My sophomore year, I woke up one morning in a fantastic mood. Couldn't tell you why, I was just feeling good. I decided to wear a tie that day. No particular reason, just felt like it. I put on my charcoal suit along with my orange and white paisley tie.

When I walked into my engineering fundamentals class that morning, I was greeted by my friends with, "Hey Nate, are you ready for the exam today?" To which I responded, "The exam is next week."

I was wrong.

Moments later, I was necktie deep in this exam. Of the roughly 40 topics that could've been covered in that class, the exam had maybe seven or eight. I probably had a full understanding of a quarter of that material. Luckily, the questions on that exam fell within that 25 percent.
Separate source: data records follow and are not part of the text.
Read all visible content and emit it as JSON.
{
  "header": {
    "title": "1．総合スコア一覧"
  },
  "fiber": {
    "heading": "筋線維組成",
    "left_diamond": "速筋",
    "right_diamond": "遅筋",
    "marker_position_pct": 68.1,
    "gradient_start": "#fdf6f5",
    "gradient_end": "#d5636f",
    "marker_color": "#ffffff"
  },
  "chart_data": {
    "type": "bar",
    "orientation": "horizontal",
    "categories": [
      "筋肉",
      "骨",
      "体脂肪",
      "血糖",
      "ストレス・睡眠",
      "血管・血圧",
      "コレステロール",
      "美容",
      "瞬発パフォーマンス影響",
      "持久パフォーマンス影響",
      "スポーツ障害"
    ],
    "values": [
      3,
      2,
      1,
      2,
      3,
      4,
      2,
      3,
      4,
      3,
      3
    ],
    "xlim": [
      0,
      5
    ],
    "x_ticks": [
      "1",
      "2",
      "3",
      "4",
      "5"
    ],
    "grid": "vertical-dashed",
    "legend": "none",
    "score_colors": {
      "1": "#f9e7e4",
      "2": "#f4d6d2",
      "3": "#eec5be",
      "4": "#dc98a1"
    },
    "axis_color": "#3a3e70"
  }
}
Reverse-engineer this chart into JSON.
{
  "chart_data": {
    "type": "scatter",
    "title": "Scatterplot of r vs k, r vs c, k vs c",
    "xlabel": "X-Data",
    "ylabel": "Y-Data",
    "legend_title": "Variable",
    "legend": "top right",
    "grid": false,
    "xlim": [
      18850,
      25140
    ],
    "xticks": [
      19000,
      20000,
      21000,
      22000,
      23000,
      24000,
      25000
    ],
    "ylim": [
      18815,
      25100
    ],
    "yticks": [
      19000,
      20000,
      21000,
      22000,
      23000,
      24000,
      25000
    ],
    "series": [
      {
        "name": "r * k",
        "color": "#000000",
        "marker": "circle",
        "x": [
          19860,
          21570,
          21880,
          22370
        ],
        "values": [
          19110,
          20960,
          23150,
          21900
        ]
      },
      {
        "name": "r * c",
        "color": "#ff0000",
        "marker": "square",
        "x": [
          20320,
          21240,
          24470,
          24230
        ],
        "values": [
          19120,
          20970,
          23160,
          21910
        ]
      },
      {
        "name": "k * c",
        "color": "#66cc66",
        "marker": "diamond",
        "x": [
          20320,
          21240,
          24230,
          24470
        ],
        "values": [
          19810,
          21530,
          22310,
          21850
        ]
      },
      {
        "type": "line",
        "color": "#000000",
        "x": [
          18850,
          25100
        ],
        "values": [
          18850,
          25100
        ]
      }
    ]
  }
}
I beat the class average by a healthy margin, and I cannot help but think it was the suit. I should have failed that exam, leading to a terrible grade in my first engineering class, leading to a probable change in majors. But the luck of that day has carried me through to the point I'm at now – a senior with graduation looming in less than two months.
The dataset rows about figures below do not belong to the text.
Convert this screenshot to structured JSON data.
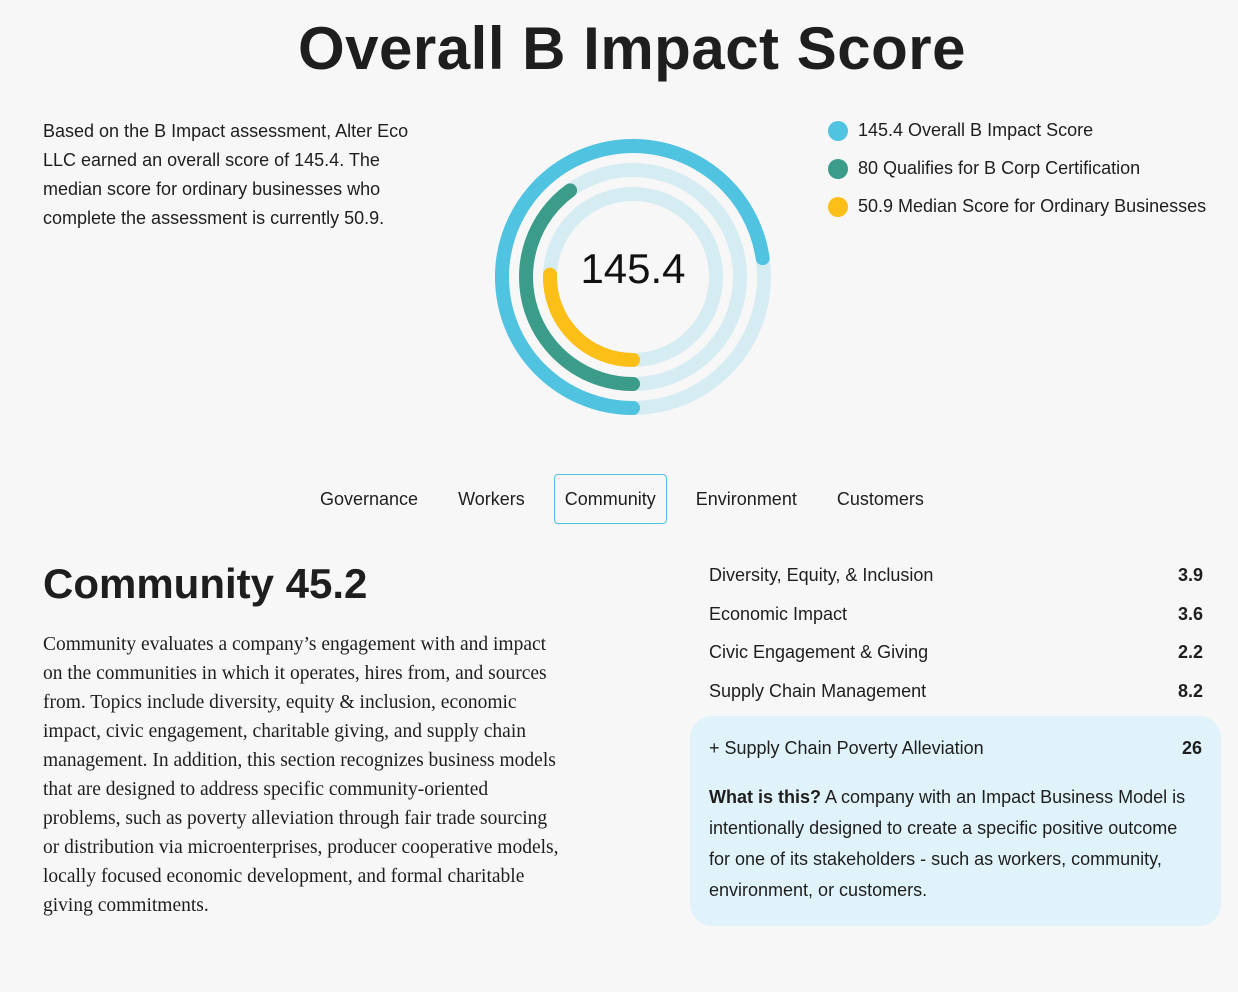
{
  "header": {
    "title": "Overall B Impact Score"
  },
  "intro": {
    "text": "Based on the B Impact assessment, Alter Eco LLC earned an overall score of 145.4. The median score for ordinary businesses who complete the assessment is currently 50.9."
  },
  "gauge": {
    "center_value": "145.4",
    "max": 200,
    "rings": [
      {
        "name": "overall",
        "value": 145.4,
        "color": "#4fc3e0"
      },
      {
        "name": "certification",
        "value": 80,
        "color": "#3a9c89"
      },
      {
        "name": "median",
        "value": 50.9,
        "color": "#fbbf17"
      }
    ],
    "track_color": "#d5ecf3"
  },
  "legend": {
    "items": [
      {
        "label": "145.4 Overall B Impact Score",
        "color": "#4fc3e0"
      },
      {
        "label": "80 Qualifies for B Corp Certification",
        "color": "#3a9c89"
      },
      {
        "label": "50.9 Median Score for Ordinary Businesses",
        "color": "#fbbf17"
      }
    ]
  },
  "tabs": [
    {
      "label": "Governance",
      "active": false
    },
    {
      "label": "Workers",
      "active": false
    },
    {
      "label": "Community",
      "active": true
    },
    {
      "label": "Environment",
      "active": false
    },
    {
      "label": "Customers",
      "active": false
    }
  ],
  "section": {
    "title": "Community 45.2",
    "description": "Community evaluates a company’s engagement with and impact on the communities in which it operates, hires from, and sources from. Topics include diversity, equity & inclusion, economic impact, civic engagement, charitable giving, and supply chain management. In addition, this section recognizes business models that are designed to address specific community-oriented problems, such as poverty alleviation through fair trade sourcing or distribution via microenterprises, producer cooperative models, locally focused economic development, and formal charitable giving commitments."
  },
  "scores": [
    {
      "label": "Diversity, Equity, & Inclusion",
      "value": "3.9"
    },
    {
      "label": "Economic Impact",
      "value": "3.6"
    },
    {
      "label": "Civic Engagement & Giving",
      "value": "2.2"
    },
    {
      "label": "Supply Chain Management",
      "value": "8.2"
    }
  ],
  "callout": {
    "label": "+ Supply Chain Poverty Alleviation",
    "value": "26",
    "what_label": "What is this?",
    "what_text": " A company with an Impact Business Model is intentionally designed to create a specific positive outcome for one of its stakeholders - such as workers, community, environment, or customers."
  }
}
That day started a tradition for me that is one of my trademark quirks – I wear suits to exams. Even when I was studying abroad, I dressed up for exams. This was particularly hilarious on the MV Explorer – the cruise ship for Semester at Sea – because I wore shorts and a button down with a bow-tie. But for roughly the last four years, every time I have set out two extra pencils, written my name down on the front page and waited for the instruction "Begin," I have been wearing a tie.
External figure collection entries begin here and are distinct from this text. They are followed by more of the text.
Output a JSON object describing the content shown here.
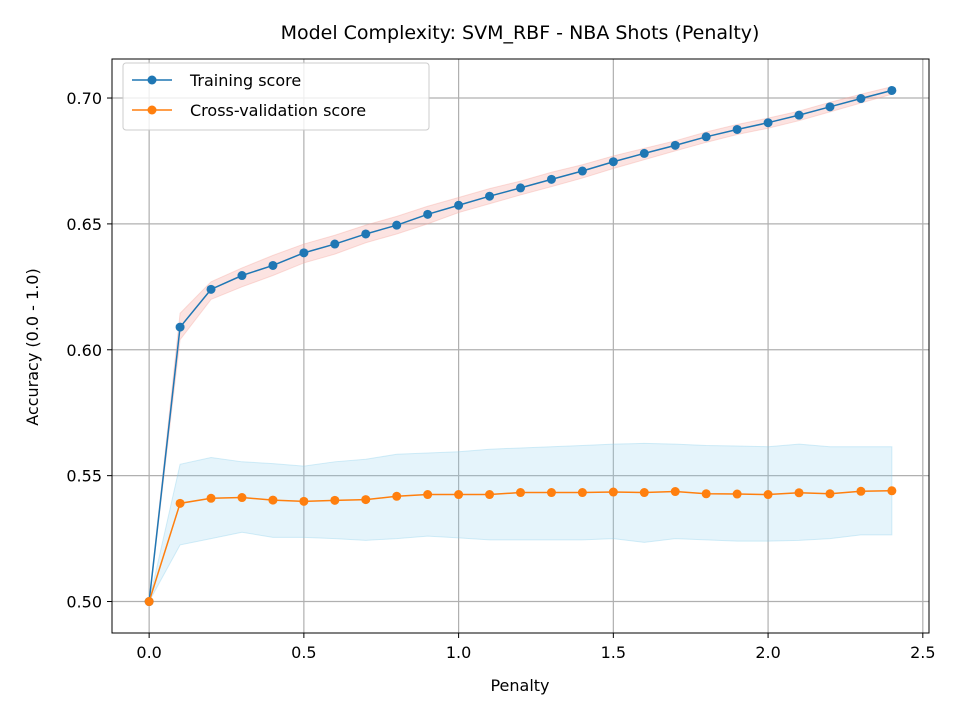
{
  "chart_data": {
    "type": "line",
    "title": "Model Complexity: SVM_RBF - NBA Shots (Penalty)",
    "xlabel": "Penalty",
    "ylabel": "Accuracy (0.0 - 1.0)",
    "xlim": [
      -0.12,
      2.52
    ],
    "ylim": [
      0.4875,
      0.7155
    ],
    "xticks": [
      0.0,
      0.5,
      1.0,
      1.5,
      2.0,
      2.5
    ],
    "xtick_labels": [
      "0.0",
      "0.5",
      "1.0",
      "1.5",
      "2.0",
      "2.5"
    ],
    "yticks": [
      0.5,
      0.55,
      0.6,
      0.65,
      0.7
    ],
    "ytick_labels": [
      "0.50",
      "0.55",
      "0.60",
      "0.65",
      "0.70"
    ],
    "grid": true,
    "legend_position": "top-left",
    "x": [
      0.0,
      0.1,
      0.2,
      0.3,
      0.4,
      0.5,
      0.6,
      0.7,
      0.8,
      0.9,
      1.0,
      1.1,
      1.2,
      1.3,
      1.4,
      1.5,
      1.6,
      1.7,
      1.8,
      1.9,
      2.0,
      2.1,
      2.2,
      2.3,
      2.4
    ],
    "series": [
      {
        "name": "Training score",
        "color": "#1f77b4",
        "band_color": "#f4a39a",
        "values": [
          0.5,
          0.609,
          0.624,
          0.6295,
          0.6335,
          0.6385,
          0.642,
          0.646,
          0.6495,
          0.6538,
          0.6574,
          0.661,
          0.6643,
          0.6677,
          0.671,
          0.6747,
          0.678,
          0.6812,
          0.6846,
          0.6875,
          0.6902,
          0.6932,
          0.6965,
          0.6998,
          0.703
        ],
        "band_low": [
          0.5,
          0.604,
          0.62,
          0.625,
          0.6295,
          0.6345,
          0.638,
          0.6425,
          0.646,
          0.65,
          0.6545,
          0.658,
          0.6615,
          0.6648,
          0.6682,
          0.672,
          0.6755,
          0.679,
          0.6824,
          0.6855,
          0.688,
          0.691,
          0.6945,
          0.698,
          0.7015
        ],
        "band_high": [
          0.5,
          0.6145,
          0.627,
          0.6325,
          0.6375,
          0.642,
          0.6455,
          0.6495,
          0.653,
          0.657,
          0.6605,
          0.664,
          0.667,
          0.6705,
          0.6735,
          0.677,
          0.68,
          0.683,
          0.6865,
          0.6895,
          0.692,
          0.6948,
          0.6983,
          0.7015,
          0.7045
        ]
      },
      {
        "name": "Cross-validation score",
        "color": "#ff7f0e",
        "band_color": "#87ceeb",
        "values": [
          0.5,
          0.539,
          0.541,
          0.5413,
          0.5403,
          0.5398,
          0.5402,
          0.5405,
          0.5418,
          0.5425,
          0.5425,
          0.5425,
          0.5433,
          0.5433,
          0.5433,
          0.5435,
          0.5433,
          0.5437,
          0.5428,
          0.5427,
          0.5425,
          0.5432,
          0.5428,
          0.5438,
          0.544
        ],
        "band_low": [
          0.5,
          0.5225,
          0.525,
          0.5275,
          0.5255,
          0.5255,
          0.525,
          0.5243,
          0.525,
          0.526,
          0.5253,
          0.5245,
          0.5245,
          0.5245,
          0.5245,
          0.525,
          0.5235,
          0.525,
          0.5245,
          0.524,
          0.524,
          0.5243,
          0.525,
          0.5265,
          0.5265
        ],
        "band_high": [
          0.5,
          0.5545,
          0.5572,
          0.5555,
          0.5548,
          0.5538,
          0.5555,
          0.5565,
          0.5585,
          0.559,
          0.5595,
          0.5605,
          0.561,
          0.5615,
          0.562,
          0.5625,
          0.5628,
          0.5625,
          0.562,
          0.5618,
          0.5615,
          0.5625,
          0.5615,
          0.5615,
          0.5615
        ]
      }
    ]
  }
}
Maybe it's good luck. Maybe it's a confidence boost. Maybe it's superstition. Maybe I'm just weird.

A few years ago on my way from Japanese class to an engineering exam, a girl from the former class was busting my chops about wearing a suit to exams. She claimed that it was stupid and a waste of time. Mid explanation, she was interrupted by a friend of mine, "Good Luck on your exam today, Nate!"

I felt the satisfaction of someone else making my point for me better than I ever could.

When I wear a suit, I feel turned up the entire time. Power Suit, Power Tie, Power T. I feel confident because people don't know what I'm up to, and it's funny to watch them try to make a guess, and then find out about my ridiculous tradition.

When you are dressed nicely, it shows that you take whatever you are doing seriously, and that you should be taken seriously. Professors and other students do notice, and I can not imagine a professor preferring the "just rolled out of bed," or "I've been up all night in the library" look.

When I'm trying out a new combination of shirt/suit/tie, I text a girl a picture of it to make sure it looks alright. That always makes them laugh at me, but by-golly I know now not to put a bold striped tie over a plaid shirt. Not to mention I can turn a double-windsor to touch the top of my belt buckle on the first try without a mirror.

I typically get up two to three hours before an exam to have ample time to suit up, which I have realized gives my head time to clear out the cobwebs and tune itself before I go into the exam. This little trick comes highly recommended, because – at least for me – I'm not running at full output for at least a few hours.

So the next time you have an exam, try getting up a little earlier, put on your Sunday best and walk into the exam with your shoulders back and your chin up. Tell everyone you've "got a thing later," and that you're about to beast this exam. You might just do a little better than you expected.

After all, Barney Stinson suits up, and who doesn't love Barney Stinson?